The last aspect I want to address is also the last one to occur to me. Although climbing is an individual sport, I realized that some amount of meta-cognition/opponent modeling is required – by the route setters. This is a role that I find myself increasingly attracted to, for several reasons. First among these is that it allows me to test my climbing prowess in any way I want. Having access to holds and a wall allows me to recreate the hard moves on an outdoor route or the inspiring sequences from climbing videos. Of course, anything I set will be far inferior in quality and difficulty to what athletes are filmed doing, but making the moves similar enough will require much of the same muscles. Although in theory setting my own problems should make me better-rounded as a climber, in reality I tend to set routes which I would enjoy climbing. Most of the time these are technical problems, ones which involve small crimps and precise balance and foot placement. Once in a while I will set something cryptic, introducing climbers to an unusual sequence. Only rarely will I use slopers, which I don’t enjoy climbing on and don’t understand how to place. Luckily, this shortcoming is fill by other setters, and part of the joy of setting is understanding how they incorporate slopers and, indirectly, how to better use them when climbing.

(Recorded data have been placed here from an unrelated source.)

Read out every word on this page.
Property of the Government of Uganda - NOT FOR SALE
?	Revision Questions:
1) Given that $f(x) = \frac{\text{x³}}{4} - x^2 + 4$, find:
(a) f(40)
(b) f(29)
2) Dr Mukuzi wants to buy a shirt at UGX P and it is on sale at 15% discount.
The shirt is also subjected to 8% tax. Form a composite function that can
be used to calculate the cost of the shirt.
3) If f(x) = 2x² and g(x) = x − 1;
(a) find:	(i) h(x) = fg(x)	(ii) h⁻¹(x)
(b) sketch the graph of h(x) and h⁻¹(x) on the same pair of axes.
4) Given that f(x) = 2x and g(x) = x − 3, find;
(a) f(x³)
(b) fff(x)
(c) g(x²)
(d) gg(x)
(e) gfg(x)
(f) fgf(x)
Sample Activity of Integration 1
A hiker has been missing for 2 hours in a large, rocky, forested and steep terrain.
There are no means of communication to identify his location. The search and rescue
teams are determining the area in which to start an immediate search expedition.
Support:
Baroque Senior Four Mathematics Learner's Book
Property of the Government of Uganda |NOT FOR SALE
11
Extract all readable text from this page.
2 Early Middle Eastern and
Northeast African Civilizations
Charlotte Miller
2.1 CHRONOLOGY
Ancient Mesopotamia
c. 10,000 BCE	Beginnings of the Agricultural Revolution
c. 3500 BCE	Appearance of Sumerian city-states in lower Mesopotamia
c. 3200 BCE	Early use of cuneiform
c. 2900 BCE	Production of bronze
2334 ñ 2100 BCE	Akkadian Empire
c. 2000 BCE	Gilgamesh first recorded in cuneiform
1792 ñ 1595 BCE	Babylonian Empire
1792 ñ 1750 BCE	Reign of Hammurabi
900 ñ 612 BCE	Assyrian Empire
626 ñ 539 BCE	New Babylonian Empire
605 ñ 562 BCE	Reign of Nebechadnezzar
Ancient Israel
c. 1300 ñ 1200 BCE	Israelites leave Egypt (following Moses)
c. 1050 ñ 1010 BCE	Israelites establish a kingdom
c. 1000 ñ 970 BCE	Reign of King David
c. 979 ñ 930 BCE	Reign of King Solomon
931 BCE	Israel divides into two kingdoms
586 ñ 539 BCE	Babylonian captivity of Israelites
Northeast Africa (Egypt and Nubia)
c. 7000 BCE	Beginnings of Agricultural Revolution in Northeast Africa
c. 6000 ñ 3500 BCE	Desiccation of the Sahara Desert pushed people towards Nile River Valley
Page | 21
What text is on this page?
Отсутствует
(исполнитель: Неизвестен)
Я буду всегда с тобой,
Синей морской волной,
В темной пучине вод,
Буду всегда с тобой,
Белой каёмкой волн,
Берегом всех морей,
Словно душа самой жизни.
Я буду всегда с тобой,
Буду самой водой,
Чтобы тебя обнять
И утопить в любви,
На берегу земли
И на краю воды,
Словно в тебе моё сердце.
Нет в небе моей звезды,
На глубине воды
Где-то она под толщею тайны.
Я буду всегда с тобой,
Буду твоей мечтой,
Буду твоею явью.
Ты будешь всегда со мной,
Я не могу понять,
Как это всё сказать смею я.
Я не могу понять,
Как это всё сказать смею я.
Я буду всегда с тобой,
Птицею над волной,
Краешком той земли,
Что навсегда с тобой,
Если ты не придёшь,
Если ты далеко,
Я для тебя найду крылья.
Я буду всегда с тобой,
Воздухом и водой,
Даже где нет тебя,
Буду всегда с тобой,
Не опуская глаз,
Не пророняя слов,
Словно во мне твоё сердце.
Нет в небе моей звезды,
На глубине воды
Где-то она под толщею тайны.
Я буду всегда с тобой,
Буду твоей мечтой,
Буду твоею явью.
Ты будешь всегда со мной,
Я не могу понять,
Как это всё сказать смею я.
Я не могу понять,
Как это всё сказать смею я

Which brings me to the mental side of setting. The main point of route setting is not for the setter to enjoy the route, but for other climbers to enjoy the route. This requires that the setter take into account how others approach climbing; after all, setting a cryptic problem requires knowing that the average climber will not immediately see the crux move. The setter must also prevent the climber from circumventing the move. This is often called “cheating” when done as a climber, although I don’t believe that using the easiest sequence should be discouraged. Rather, the onus is on the setter to design their route such that cheating is not possible – or at least, that it would be as difficult as doing the move in the first place. This is easier said than done, which is precisely why setting is cognitively challenge. A good route should not only force a climber to do the intended sequence, but to force every climber to do it. This requires placing holds such that climbers would be coming from the same direction, in the same body position with the same hand free. In the problem space analogy, this is equivalent to adding enough constraints such that there are only very few paths connecting the start to the finish. These constraints must work for climbers of different heights, and the setter must make sure that a bump and a foot chip for a short climber would not be useful for a tall climber. Juggling these constraints and thinking one level above the climber is why setting a route is as cerebral, if not more so, than climbing a route.

Let me end this essay with a brief exploration of what I think good routes should have. Not all routes are created equal, and inexplicable as it may be, there are such things as incoherent routes. These are the routes that climbers suspect were set by throwing random holds at the wall. A common result is an extremely difficult move in an otherwise easy problem, or perhaps a move which may easily injure the climber (like a dyno to a pocket). In contrast, well-set routes give a sense of movement. I suspect this has to do with balancing many dichotomies: dynamic moves that require precision and static moves that require balance and power, footwork that requires thinking and holds that require courage and commitment. A good route is one that flows – one that, when a climber is on it, they forget about everything else.